Automotive: Neues Fertigungsverfahren für Porsche Taycan

Automobilhersteller hat gemeinsam mit Tesa eine Lösung entwickelt, die auf dem Einsatz von Klebepads basiert.

Porsche setzt in seinem Werk in Zuffenhausen ein neues Klebeverfahren ein, das der Autobauer gemeinsam mit Tesa entwickelt hat. (Foto: Porsche)
Porsche setzt in seinem Werk in Zuffenhausen ein neues Klebeverfahren ein, das der Autobauer gemeinsam mit Tesa entwickelt hat. (Foto: Porsche)
Sandra Lehmann

Die Porsche AG hat in Kooperation mit der Tesa SE ein neues Produktionsverfahren am Stammsitz in Zuffenhausen entwickelt. Das gab der Automobilhersteller am 14. April 2021 in Stuttgart bekannt. Demnach können die für den Korrosionsschutz erforderlichen Löcher in der Karosserie jetzt deutlich effektiver verschlossen werden. Diese sind nötig, damit in der Lackiererei alle Hohlräume erfasst werden. Die neue Lösung: Klebepads statt Kunststoff-Stopfen. Der vollelektrische Porsche Taycan ist nach Unternehmensangaben das erste Fahrzeug weltweit, bei dem dieses neue Verfahren zum Einsatz kommt. Automatisiert positioniert ein Roboter mehr als 100 Klebepads, schließt die Löcher in der Karosserie und optimiert so die Effizienz in der Porsche-Produktion.

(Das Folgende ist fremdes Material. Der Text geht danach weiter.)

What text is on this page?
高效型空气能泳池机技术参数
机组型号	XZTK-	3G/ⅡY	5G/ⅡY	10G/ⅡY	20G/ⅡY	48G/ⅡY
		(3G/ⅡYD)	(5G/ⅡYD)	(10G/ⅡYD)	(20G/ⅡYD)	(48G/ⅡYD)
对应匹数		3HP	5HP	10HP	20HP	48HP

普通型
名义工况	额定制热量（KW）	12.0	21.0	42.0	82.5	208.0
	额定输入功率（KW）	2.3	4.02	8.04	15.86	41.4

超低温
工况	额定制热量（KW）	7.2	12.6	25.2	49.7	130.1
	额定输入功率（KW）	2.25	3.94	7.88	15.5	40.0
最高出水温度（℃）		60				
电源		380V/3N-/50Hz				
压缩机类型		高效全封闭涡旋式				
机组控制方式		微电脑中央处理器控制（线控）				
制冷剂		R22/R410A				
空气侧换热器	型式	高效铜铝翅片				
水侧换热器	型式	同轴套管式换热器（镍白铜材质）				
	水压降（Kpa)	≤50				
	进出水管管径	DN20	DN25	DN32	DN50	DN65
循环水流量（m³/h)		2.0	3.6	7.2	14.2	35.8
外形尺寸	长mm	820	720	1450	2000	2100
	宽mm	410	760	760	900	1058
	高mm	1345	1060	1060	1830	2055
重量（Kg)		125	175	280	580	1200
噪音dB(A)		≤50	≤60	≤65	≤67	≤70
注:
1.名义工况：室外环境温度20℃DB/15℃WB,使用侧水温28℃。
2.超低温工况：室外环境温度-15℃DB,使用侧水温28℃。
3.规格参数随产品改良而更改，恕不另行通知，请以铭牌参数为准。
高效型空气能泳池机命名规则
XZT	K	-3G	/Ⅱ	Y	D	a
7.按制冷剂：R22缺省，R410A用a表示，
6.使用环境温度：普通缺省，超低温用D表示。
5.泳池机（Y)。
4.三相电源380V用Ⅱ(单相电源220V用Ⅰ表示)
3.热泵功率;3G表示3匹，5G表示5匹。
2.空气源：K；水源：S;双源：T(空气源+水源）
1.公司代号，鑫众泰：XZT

„Innovationen waren schon immer der Motor für unseren wirtschaftlichen Erfolg“, sagt Albrecht Reimold, Vorstand Produktion und Logistik der Porsche AG. „Neuerungen müssen erobert werden. Dafür sind Mut und kreative Freiräume notwendig. Diese Atmosphäre im betrieblichen Alltag sicherzustellen ist Führungsaufgabe.“

Das Porsche Innovationsmanagement hat sich eigenen Aussagen zufolge der Klebepads angenommen, und schon im Juli 2020 wurden mehr als zwei Drittel der rund 150 Stopfen in der Taycan-Lackiererei abgeschafft. Bis zum Sommer 2021 werde auch die Lackiererei im Werk Leipzig umgestellt.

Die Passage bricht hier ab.